We couldn’t sustain a pro game, insists Ryan
NEW GAA director general Tom Ryan has emphatically ruled out any move towards a form of professionalism at the elite end of Gaelic Games during his sevenyear term. In an exclusive and wide-ranging interview in the Irish Mail on Sunday, he has also put to bed talk of splitting Dublin as a reaction to the dominance of Jim Gavin’s four-in-a-row chasing senior football team.
On the core value of amateurism being eroded, he said: ‘We don’t have the international outlet that other sports might have. All we have to generate is what we can manage amongst ourselves. That wouldn’t sustain anything like a professional or semi-professional sport.

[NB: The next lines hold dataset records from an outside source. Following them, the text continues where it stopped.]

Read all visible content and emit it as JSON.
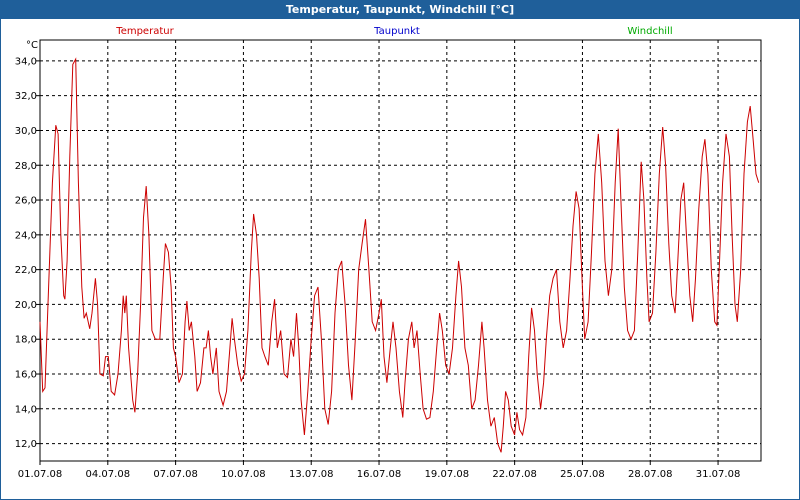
{
  "window": {
    "title": "Temperatur, Taupunkt, Windchill [°C]"
  },
  "chart_data": {
    "type": "line",
    "title": "Temperatur, Taupunkt, Windchill [°C]",
    "ylabel": "°C",
    "xlabel": "",
    "x_range_days": [
      1,
      32.9
    ],
    "ylim": [
      11,
      35.2
    ],
    "yticks": [
      12.0,
      14.0,
      16.0,
      18.0,
      20.0,
      22.0,
      24.0,
      26.0,
      28.0,
      30.0,
      32.0,
      34.0
    ],
    "ytick_labels": [
      "12,0",
      "14,0",
      "16,0",
      "18,0",
      "20,0",
      "22,0",
      "24,0",
      "26,0",
      "28,0",
      "30,0",
      "32,0",
      "34,0"
    ],
    "xticks": [
      1,
      4,
      7,
      10,
      13,
      16,
      19,
      22,
      25,
      28,
      31
    ],
    "xtick_labels": [
      "01.07.08",
      "04.07.08",
      "07.07.08",
      "10.07.08",
      "13.07.08",
      "16.07.08",
      "19.07.08",
      "22.07.08",
      "25.07.08",
      "28.07.08",
      "31.07.08"
    ],
    "grid": true,
    "legend": [
      {
        "name": "Temperatur",
        "color": "#cc0000"
      },
      {
        "name": "Taupunkt",
        "color": "#0000cc"
      },
      {
        "name": "Windchill",
        "color": "#00aa00"
      }
    ],
    "series": [
      {
        "name": "Temperatur",
        "color": "#cc0000",
        "points": [
          [
            1.0,
            19.0
          ],
          [
            1.12,
            15.0
          ],
          [
            1.22,
            15.2
          ],
          [
            1.38,
            21.0
          ],
          [
            1.55,
            27.0
          ],
          [
            1.7,
            30.3
          ],
          [
            1.8,
            29.8
          ],
          [
            1.92,
            24.0
          ],
          [
            2.05,
            20.5
          ],
          [
            2.1,
            20.3
          ],
          [
            2.2,
            22.5
          ],
          [
            2.32,
            28.5
          ],
          [
            2.45,
            33.8
          ],
          [
            2.58,
            34.1
          ],
          [
            2.7,
            27.0
          ],
          [
            2.85,
            21.0
          ],
          [
            2.95,
            19.2
          ],
          [
            3.05,
            19.5
          ],
          [
            3.2,
            18.6
          ],
          [
            3.3,
            19.5
          ],
          [
            3.45,
            21.5
          ],
          [
            3.55,
            20.0
          ],
          [
            3.65,
            16.0
          ],
          [
            3.8,
            15.9
          ],
          [
            3.9,
            17.0
          ],
          [
            4.02,
            17.0
          ],
          [
            4.15,
            15.0
          ],
          [
            4.3,
            14.8
          ],
          [
            4.45,
            16.0
          ],
          [
            4.6,
            18.5
          ],
          [
            4.68,
            20.5
          ],
          [
            4.75,
            19.5
          ],
          [
            4.82,
            20.5
          ],
          [
            4.92,
            17.5
          ],
          [
            5.1,
            14.5
          ],
          [
            5.2,
            13.8
          ],
          [
            5.32,
            16.0
          ],
          [
            5.45,
            20.0
          ],
          [
            5.58,
            25.0
          ],
          [
            5.7,
            26.8
          ],
          [
            5.82,
            24.0
          ],
          [
            5.95,
            18.5
          ],
          [
            6.1,
            18.0
          ],
          [
            6.3,
            18.0
          ],
          [
            6.45,
            21.5
          ],
          [
            6.55,
            23.5
          ],
          [
            6.68,
            23.0
          ],
          [
            6.8,
            21.0
          ],
          [
            6.9,
            17.5
          ],
          [
            7.0,
            17.0
          ],
          [
            7.15,
            15.5
          ],
          [
            7.3,
            16.0
          ],
          [
            7.42,
            19.0
          ],
          [
            7.5,
            20.2
          ],
          [
            7.6,
            18.5
          ],
          [
            7.7,
            19.0
          ],
          [
            7.85,
            17.0
          ],
          [
            7.95,
            15.0
          ],
          [
            8.1,
            15.5
          ],
          [
            8.25,
            17.5
          ],
          [
            8.35,
            17.5
          ],
          [
            8.45,
            18.5
          ],
          [
            8.55,
            17.0
          ],
          [
            8.65,
            16.0
          ],
          [
            8.8,
            17.5
          ],
          [
            8.92,
            15.0
          ],
          [
            9.1,
            14.2
          ],
          [
            9.25,
            15.0
          ],
          [
            9.4,
            17.5
          ],
          [
            9.5,
            19.2
          ],
          [
            9.6,
            18.0
          ],
          [
            9.75,
            16.5
          ],
          [
            9.9,
            15.6
          ],
          [
            10.05,
            16.0
          ],
          [
            10.2,
            18.5
          ],
          [
            10.35,
            23.0
          ],
          [
            10.45,
            25.2
          ],
          [
            10.58,
            24.0
          ],
          [
            10.7,
            21.5
          ],
          [
            10.82,
            17.5
          ],
          [
            10.95,
            17.0
          ],
          [
            11.1,
            16.5
          ],
          [
            11.25,
            19.0
          ],
          [
            11.38,
            20.3
          ],
          [
            11.5,
            17.5
          ],
          [
            11.65,
            18.5
          ],
          [
            11.8,
            16.0
          ],
          [
            11.95,
            15.8
          ],
          [
            12.1,
            18.0
          ],
          [
            12.22,
            17.0
          ],
          [
            12.35,
            19.5
          ],
          [
            12.45,
            17.5
          ],
          [
            12.55,
            14.5
          ],
          [
            12.7,
            12.5
          ],
          [
            12.85,
            15.0
          ],
          [
            13.0,
            18.0
          ],
          [
            13.15,
            20.5
          ],
          [
            13.3,
            21.0
          ],
          [
            13.45,
            18.0
          ],
          [
            13.6,
            14.0
          ],
          [
            13.75,
            13.1
          ],
          [
            13.9,
            15.0
          ],
          [
            14.05,
            19.5
          ],
          [
            14.2,
            22.0
          ],
          [
            14.35,
            22.5
          ],
          [
            14.5,
            20.0
          ],
          [
            14.65,
            16.5
          ],
          [
            14.8,
            14.5
          ],
          [
            14.95,
            18.0
          ],
          [
            15.1,
            22.0
          ],
          [
            15.25,
            23.5
          ],
          [
            15.4,
            24.9
          ],
          [
            15.55,
            22.0
          ],
          [
            15.7,
            19.0
          ],
          [
            15.85,
            18.5
          ],
          [
            16.0,
            19.5
          ],
          [
            16.1,
            20.3
          ],
          [
            16.22,
            17.0
          ],
          [
            16.35,
            15.5
          ],
          [
            16.5,
            17.5
          ],
          [
            16.62,
            19.0
          ],
          [
            16.75,
            17.5
          ],
          [
            16.9,
            15.0
          ],
          [
            17.05,
            13.5
          ],
          [
            17.15,
            15.5
          ],
          [
            17.3,
            18.0
          ],
          [
            17.45,
            19.0
          ],
          [
            17.55,
            17.5
          ],
          [
            17.68,
            18.5
          ],
          [
            17.82,
            16.0
          ],
          [
            17.95,
            14.0
          ],
          [
            18.1,
            13.4
          ],
          [
            18.25,
            13.5
          ],
          [
            18.4,
            15.0
          ],
          [
            18.55,
            17.5
          ],
          [
            18.68,
            19.5
          ],
          [
            18.8,
            18.5
          ],
          [
            18.95,
            16.5
          ],
          [
            19.1,
            16.0
          ],
          [
            19.25,
            17.5
          ],
          [
            19.4,
            20.5
          ],
          [
            19.52,
            22.5
          ],
          [
            19.65,
            21.0
          ],
          [
            19.8,
            17.5
          ],
          [
            19.95,
            16.5
          ],
          [
            20.1,
            14.0
          ],
          [
            20.25,
            14.5
          ],
          [
            20.4,
            16.5
          ],
          [
            20.55,
            19.0
          ],
          [
            20.65,
            17.5
          ],
          [
            20.8,
            14.5
          ],
          [
            20.95,
            13.0
          ],
          [
            21.1,
            13.5
          ],
          [
            21.25,
            12.0
          ],
          [
            21.4,
            11.5
          ],
          [
            21.5,
            13.0
          ],
          [
            21.6,
            15.0
          ],
          [
            21.72,
            14.5
          ],
          [
            21.85,
            13.0
          ],
          [
            22.0,
            12.5
          ],
          [
            22.1,
            13.8
          ],
          [
            22.22,
            12.8
          ],
          [
            22.35,
            12.5
          ],
          [
            22.5,
            13.5
          ],
          [
            22.62,
            17.0
          ],
          [
            22.75,
            19.8
          ],
          [
            22.88,
            18.5
          ],
          [
            23.0,
            16.0
          ],
          [
            23.15,
            14.0
          ],
          [
            23.28,
            15.5
          ],
          [
            23.4,
            18.0
          ],
          [
            23.55,
            20.5
          ],
          [
            23.7,
            21.5
          ],
          [
            23.85,
            22.0
          ],
          [
            24.0,
            19.0
          ],
          [
            24.15,
            17.5
          ],
          [
            24.3,
            18.5
          ],
          [
            24.45,
            21.5
          ],
          [
            24.58,
            24.5
          ],
          [
            24.72,
            26.5
          ],
          [
            24.85,
            25.5
          ],
          [
            25.0,
            21.0
          ],
          [
            25.1,
            18.0
          ],
          [
            25.25,
            19.0
          ],
          [
            25.4,
            23.0
          ],
          [
            25.55,
            27.5
          ],
          [
            25.7,
            29.8
          ],
          [
            25.85,
            27.0
          ],
          [
            26.0,
            22.5
          ],
          [
            26.15,
            20.5
          ],
          [
            26.3,
            22.0
          ],
          [
            26.45,
            27.0
          ],
          [
            26.58,
            30.1
          ],
          [
            26.7,
            26.0
          ],
          [
            26.85,
            21.0
          ],
          [
            27.0,
            18.5
          ],
          [
            27.15,
            18.0
          ],
          [
            27.3,
            18.5
          ],
          [
            27.45,
            23.0
          ],
          [
            27.6,
            28.2
          ],
          [
            27.72,
            26.0
          ],
          [
            27.85,
            21.5
          ],
          [
            27.95,
            19.0
          ],
          [
            28.1,
            19.5
          ],
          [
            28.25,
            23.0
          ],
          [
            28.4,
            27.5
          ],
          [
            28.55,
            30.2
          ],
          [
            28.68,
            28.0
          ],
          [
            28.82,
            23.5
          ],
          [
            28.95,
            20.5
          ],
          [
            29.1,
            19.5
          ],
          [
            29.22,
            22.5
          ],
          [
            29.35,
            26.0
          ],
          [
            29.48,
            27.0
          ],
          [
            29.6,
            24.0
          ],
          [
            29.75,
            20.5
          ],
          [
            29.88,
            19.0
          ],
          [
            30.0,
            21.5
          ],
          [
            30.15,
            25.5
          ],
          [
            30.3,
            28.5
          ],
          [
            30.42,
            29.5
          ],
          [
            30.55,
            27.5
          ],
          [
            30.7,
            22.0
          ],
          [
            30.85,
            19.0
          ],
          [
            30.95,
            18.8
          ],
          [
            31.05,
            22.0
          ],
          [
            31.2,
            27.0
          ],
          [
            31.35,
            29.8
          ],
          [
            31.5,
            28.5
          ],
          [
            31.62,
            24.0
          ],
          [
            31.75,
            20.0
          ],
          [
            31.85,
            19.0
          ],
          [
            32.0,
            22.0
          ],
          [
            32.15,
            27.5
          ],
          [
            32.3,
            30.5
          ],
          [
            32.42,
            31.4
          ],
          [
            32.55,
            29.5
          ],
          [
            32.68,
            27.5
          ],
          [
            32.8,
            27.0
          ]
        ]
      }
    ]
  }
}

It just wouldn’t.
‘You couldn’t pay a semblance of a living wage to enough players to sustain more than a handful of teams. From a financial viewpoint it doesn’t work — the model won’t sustain it. From an ideological point of view, if it ever did end up in that scenario, I don’t know what you’d call it or what it is but it is not the GAA. It’s so far removed from the whole fundamentals of the thing, I honestly don’t believe anybody wants it. If you sat down to think about what it would mean, that doesn’t serve anybody.’
In relation to Dublin’s unprecedented level of success he was unequivocal in dismissing the idea that the county should be split. ‘I don’t see that happening. All of these things in sport are cyclical. It’s going to be very, very difficult for Dublin to maintain that level of performance. I don’t want to be negative about Dublin because the standard they are achieving is remarkable.’